One or two highlights. I always find myself drawn to the sessions on vaulting at CH events, in part because there is always a good debate about the fine-grained performance of medieval and renaissance structures. The two sides, as I understand it, generally disagree about whether masonry structures are best understood as solid shells, which lend themselves to analysis fairly easily, or as more ductile structures that move and adjust constantly by cracking and settling–a more difficult process to understand, but an idea that is attractive in that it allows us to look at a cracked structure and to relax a bit (depending on where the cracks are and whether they’re getting larger or not); in the words of Jacques Heyman, “it’s actually quite difficult to design a masonry arch that won’t stand,” since an arch that thrusts or settles will usually find, at some point, a configuration that permits equilibrium. (Don’t try this at home). In this context, a paper by Danilo Capecchi and Cesare Tocci, from Università di Roma and the Politecnico di Torino, was our version of a lighting rod, as it took the famously confident analysis of St. Peter’s dome by Giovanni Poleni and contrasted it with the lesser-known but somewhat more accurate report by R.G. Boscovich. Poleni argued that the shape of St. Peter’s was near enough to the curve of a catenary, and that the dome had sufficient double curvature, that the cracks that had developed in it by the early 1700s were not as worrying as they appeared. Boscovich, however, pointed out that the cracks indicated more serious problems in the lack of thrust resistance offered by the relatively tall drum, and that the double curvature assumed by Poleni only worked if the dome and drum were monolithic. In fact, because of the division of the drum into sixteen sections by windows, this couldn’t quite be assumed. Poleni, according to a slightly mythological history, capitulated to the desire to do something, and suggested additional iron hoops to contain the dome’s thrust above the drum. Capecchi and Tocci’s conclusions are that these hoops were, in fact, critical and that the addition of a hoop placed at the base of the dome that restrains the top of the drum, may have been the intervention that has kept the dome intact.
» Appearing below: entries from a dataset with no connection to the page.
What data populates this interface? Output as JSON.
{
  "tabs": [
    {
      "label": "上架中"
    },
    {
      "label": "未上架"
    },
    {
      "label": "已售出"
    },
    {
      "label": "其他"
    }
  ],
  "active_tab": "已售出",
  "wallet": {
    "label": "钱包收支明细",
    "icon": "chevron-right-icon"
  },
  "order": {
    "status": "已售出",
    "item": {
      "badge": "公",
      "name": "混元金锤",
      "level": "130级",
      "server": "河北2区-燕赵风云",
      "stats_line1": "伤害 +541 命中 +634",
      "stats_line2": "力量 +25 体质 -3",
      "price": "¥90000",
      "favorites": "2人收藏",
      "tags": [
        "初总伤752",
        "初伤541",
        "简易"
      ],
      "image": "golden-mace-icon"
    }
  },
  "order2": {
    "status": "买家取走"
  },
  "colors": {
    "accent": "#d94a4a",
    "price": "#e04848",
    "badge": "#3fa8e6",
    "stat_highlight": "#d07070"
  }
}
Back to Iowa earlier this week (after a visit to the Foster mothership in London to see former colleagues and students…) and then to Chicago and Northbrook yesterday for the annual meeting of the Western Great Lakes chapter of the Association for Preservation Technology. Wiss, Janney, Elstner hosted the session in their Northbrook offices, which are attached to their testing lab. WJE does a ton of preservation and forensic work all over the country, from the Washington Monument to Wrigley Field, and they do much of their own materials testing, which they showed off during the afternoon break. That’s a piece of steel rebar in the rig in back, wired up to show a picture-perfect stress-strain curve on the screens in front. Did it get tested to failure? Oh, yes, it did. WJE engineer, Iowa State alum, and loyal architecturefarm subscriber Rachel Will suggested I take advantage of the knowledgeable crowd to test out some new ideas about the postwar Chicago project, and I was grateful for an audience who was willing to sit out the first really great spring day in the city to talk about air conditioning, double glazing, and heat-rejecting glass during the late 1940s and early 1950s.
So, about 10,000 miles logged this week, 2000 years of history, a couple of good meals in good company, and just over 80 kips of tension on that rebar before it gave way.